Recently, he was talking to a family who has one member flying in from California. But the rules in churches, where they were hosting funeral services, only allow members of an immediate household to sit together. So the family member travelled from the opposite coast and had to sit alone, Lyons said, adding how devastating it is that she wasn’t able to mourn her mother with her siblings at her side.
“I think about all those people who died alone because they were in a hospital that was essentially quarantined, and only the necessary people were able to go in,” he said. “It was really a powerful time for us to be able to have those private visitations where husbands and wives hadn’t been able to see each other, because of the hospital regulations, for several weeks. And we were at least able to allow them the opportunity to say goodbye at the funeral home.”
Those moments are the ones he’ll remember the most.
Going forward, Lyons said funeral homes will look a little different: His now has hand sanitizer stations throughout the halls and 22 blue social distancing stickers placed in seven foot intervals, leading through the building’s front door and into the chapel. He said funeral homes are only holding one service at a time, and he’s generally asking families to keep services to invite-only due to the reduced capacity limit.
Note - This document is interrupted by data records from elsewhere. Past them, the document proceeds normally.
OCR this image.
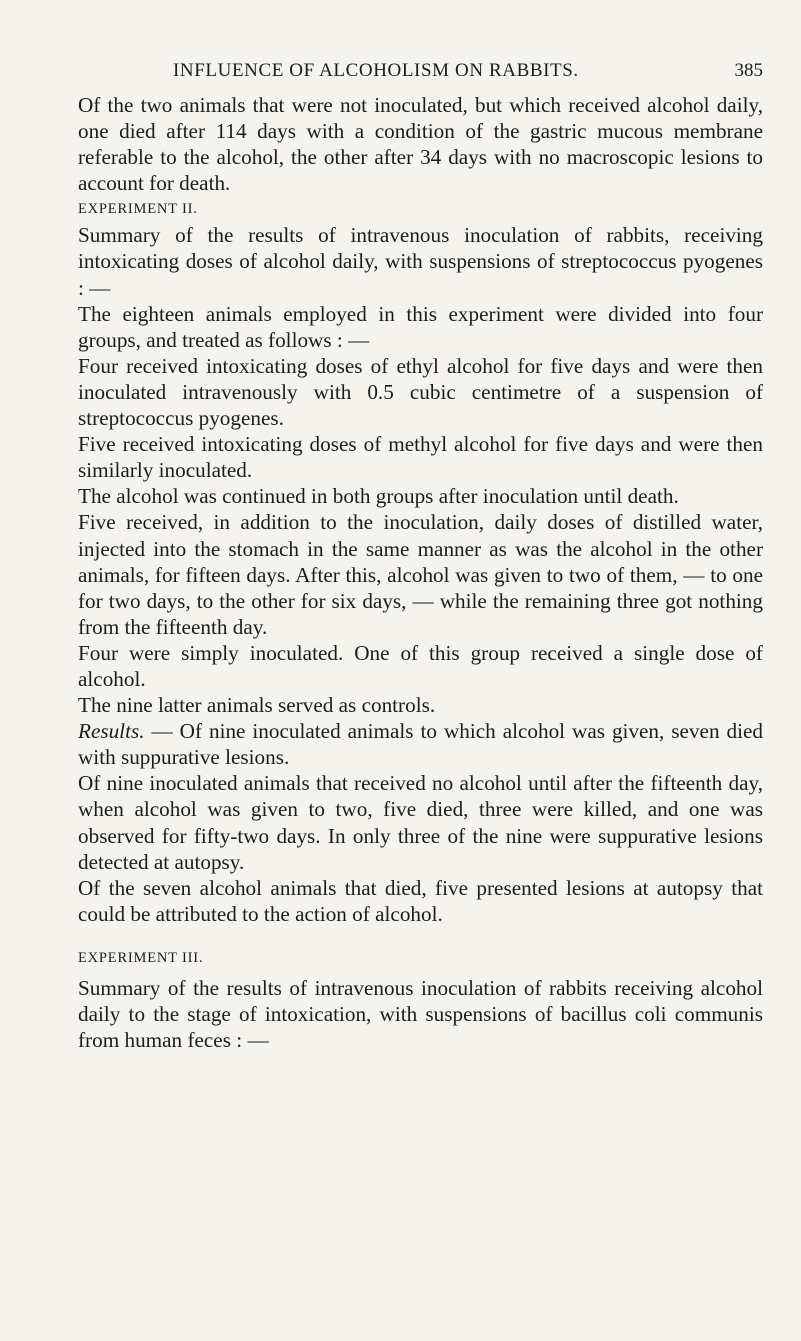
INFLUENCE OF ALCOHOLISM ON RABBITS.	385

Of the two animals that were not inoculated, but which received alcohol daily, one died after 114 days with a condition of the gastric mucous membrane referable to the alcohol, the other after 34 days with no macroscopic lesions to account for death.

EXPERIMENT II.

Summary of the results of intravenous inoculation of rabbits, receiving intoxicating doses of alcohol daily, with suspensions of streptococcus pyogenes : —

The eighteen animals employed in this experiment were divided into four groups, and treated as follows : —

Four received intoxicating doses of ethyl alcohol for five days and were then inoculated intravenously with 0.5 cubic centimetre of a suspension of streptococcus pyogenes.

Five received intoxicating doses of methyl alcohol for five days and were then similarly inoculated.

The alcohol was continued in both groups after inoculation until death.

Five received, in addition to the inoculation, daily doses of distilled water, injected into the stomach in the same manner as was the alcohol in the other animals, for fifteen days. After this, alcohol was given to two of them, — to one for two days, to the other for six days, — while the remaining three got nothing from the fifteenth day.

Four were simply inoculated. One of this group received a single dose of alcohol.

The nine latter animals served as controls.

Results. — Of nine inoculated animals to which alcohol was given, seven died with suppurative lesions.

Of nine inoculated animals that received no alcohol until after the fifteenth day, when alcohol was given to two, five died, three were killed, and one was observed for fifty-two days. In only three of the nine were suppurative lesions detected at autopsy.

Of the seven alcohol animals that died, five presented lesions at autopsy that could be attributed to the action of alcohol.

EXPERIMENT III.

Summary of the results of intravenous inoculation of rabbits receiving alcohol daily to the stage of intoxication, with suspensions of bacillus coli communis from human feces : —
Lyons is also eliminating many touch points, like guest books and baskets filled with prayer or memorial cards.
It’s a hard balance, he said, noting that those items are often treasured keepsakes for families later in life.
“But at the end of the day, the more important aspect of a visitation or a wake, is that coming together and sharing memories,” Lyons said. “The storytelling time and that cathartic experience of being together with other people. And so being able to have that, even if it’s in a non-traditional way, it’s really helpful.”
McNally is taking similar precautions. “We’ve placed signage throughout the funeral home, reminding people that social distancing should be practiced and encouraging them that in lieu of a handshake or hug … direct eye contact, loving words are just as meaningful as traditional ways of offering condolences during a time like this,” she said.
Lyons said he’s grateful funeral homes have been able to manage dealing with a surge in COVID-19 deaths, keeping their staff safe from the virus, and working with families to celebrate their loved one’s lives in the most dignified way possible.
“It’s been an incredibly rewarding time to help so many people through this loss,” he said. “We feel like we’re hopefully at the tail end of this, and I look back and I say, wow, we didn’t leave anyone behind.”
And despite everyone’s losses, Lyons remembered how much love he felt alongside the loneliness.
“That tiny funeral of 10 people could still bring about an incredible moment of catharsis and healing among a family, and even sometimes maybe healing within a family — where siblings who might be estranged were able to build bridges to rekindle a relationship,” he said. “When they’re the only ones in the room, they can’t ignore each other.”
If you fit 10 people in a room and it’s filled with love, it doesn’t really matter that it’s only 10 people, Lyons said.
“It hasn’t been what we would always expect or what we would want,” he added. “But nonetheless it has helped fill that void.”
Lyons said there’s beauty in loyalty to rituals, too, recalling a priest’s funeral he recently arranged with only the priest’s family and the regional bishop at the graveside.
There was no funeral mass. And at the end, when normally all the priests would sing the “Salve Regina” hymn in chorus, the Regional Bishop sang it solemnly and alone.
“It was just so beautiful to still hold that custom even though it was just him,” Lyons said. “To not let that go.”